拝:パテック杯_表・裏
パテック様
このたびはありがとうございました。
拙作をお読みいただき、かつ選考していただいたことが
率直にうれしかったです。
拙作・恋愛依存男子について
恋愛をメインテーマに据えて書くことは、あまりしていません。ふりかえってみると、どちらかといえば私は、恋愛を表現するにあたり、依存だったり倒錯だったり逸脱という面に着目しがち、です。
10代から20代にかけて恋愛体質という人物が身近にいました。その彼・彼女の武勇伝を、飲み会やカフェで聞き流し、私も楽しかったです。当時の、恋バナめいた構成を意識しました。内容は、それほど軽くないですが、恋愛は厳しい争奪戦ですから、負けると辛いですよね。
ところが恋愛体質は、そこでまた他の誰かを巻き込み、そうやって果て無く恋愛関係が展開を続けます。
依存性の強い人物を主人公にしたのですが、特に私は是すなわち恋愛体質だと言い切るほど、主張する意図はございません。ただ何となく腑に落ちる、その感覚を共有できる読者がおられましたら、これに勝る喜びはございません。
もし次、書く機会があれば、真逆にも挑戦するかもしれません。
どうにも合わず、じんましんが出たら断念すると思うのですが。
他の作品について
そもそも私は投票を忘れており、かつ予選も通らなかったので、勝ち負け抜きで、気に入ったものを挙げます。
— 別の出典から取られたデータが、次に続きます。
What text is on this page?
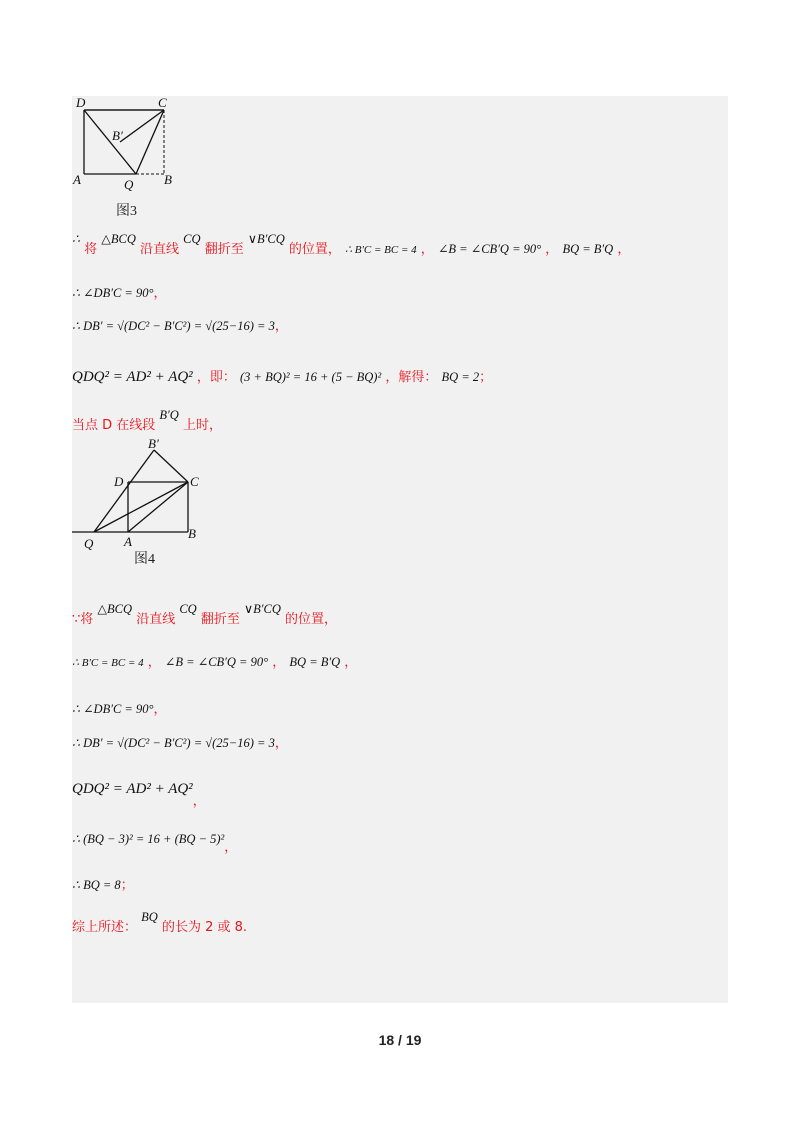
D	C
B′
A	Q B
图3
∴ 将 △BCQ 沿直线 CQ 翻折至 ∨B′CQ 的位置， ∴ B′C = BC = 4 ， ∠B = ∠CB′Q = 90° ， BQ = B′Q ，
∴ ∠DB′C = 90°，
∴ DB′ = √(DC² − B′C²) = √(25−16) = 3，
QDQ² = AD² + AQ² ，即： (3 + BQ)² = 16 + (5 − BQ)² ，解得： BQ = 2；
当点 D 在线段 B′Q 上时，
B′
D	C
Q A
B
图4
∵将 △BCQ 沿直线 CQ 翻折至 ∨B′CQ 的位置，
∴ B′C = BC = 4 ， ∠B = ∠CB′Q = 90° ， BQ = B′Q ，
∴ ∠DB′C = 90°，
∴ DB′ = √(DC² − B′C²) = √(25−16) = 3，
QDQ² = AD² + AQ²，
∴ (BQ − 3)² = 16 + (BQ − 5)²，
∴ BQ = 8；
综上所述： BQ 的长为 2 或 8.
18 / 19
私もそう思います。でも応募しちゃった。そこが好きです。
分からないなりに恋愛を描き、応募するという不思議。
そのエモさが刺さります。必殺です。
たぶん、私はエモさ(当社比)重視なのでしょう。
なのでイチオシはこちらになります。私的エモさ首位です。
絶望ナース田中さんの記事で、今回のパテック杯を知って参加しました。
ありがとうございます。
ほか個人的に気に入っている3作品を紹介します。
【掌編小説】名前を聞くまでの時間
ただよう空気感が好きです。関係する前の微妙さ、そのゆらぎの描写がリアルです。恋に落ちるか落ちないかの加減が、わかる気がするという錯覚にハマりそうになります。
「薬指のリハビリ」
恋愛で傷つけられるのは当たり前ですが、その傷をどうするかという展開は、創作で見ることは少ない気がします。恋愛をきっかけに、不眠や摂食障害に陥ったにもかかわらず、恋愛で傷つくことは当たり前だという誤解によって、手遅れになることもあります。立ち止まることをためらわない方が、1人でも増えればと願います。
「揺らぎ」
ペアリングを付けることと、婚約指輪や結婚指輪を交わすこととは全く別物だった、ある季節を懐かしく思い出しました。もっとも、ペアリング買う・買わないで意見が分かれ、それがきっかけで関係が終わったことがあるもので、私にはすごく刺さりました。
最後に
エントリー作品を拝読して、いろんな形の恋愛に心を動かされました。甘かったり、しょっぱかったり、苦かったり、忘れられなかったりします。あげく、懲りもせず機会があれば、また書きたくなりました。
また、コンペなので優劣・勝敗を分かれるのは仕方ないですが、描かれた恋愛には、優劣も勝敗もつけられるものではないな、というのが感想です。
表も裏も読んでいただき、恐縮ですが、宜しくお願い致します。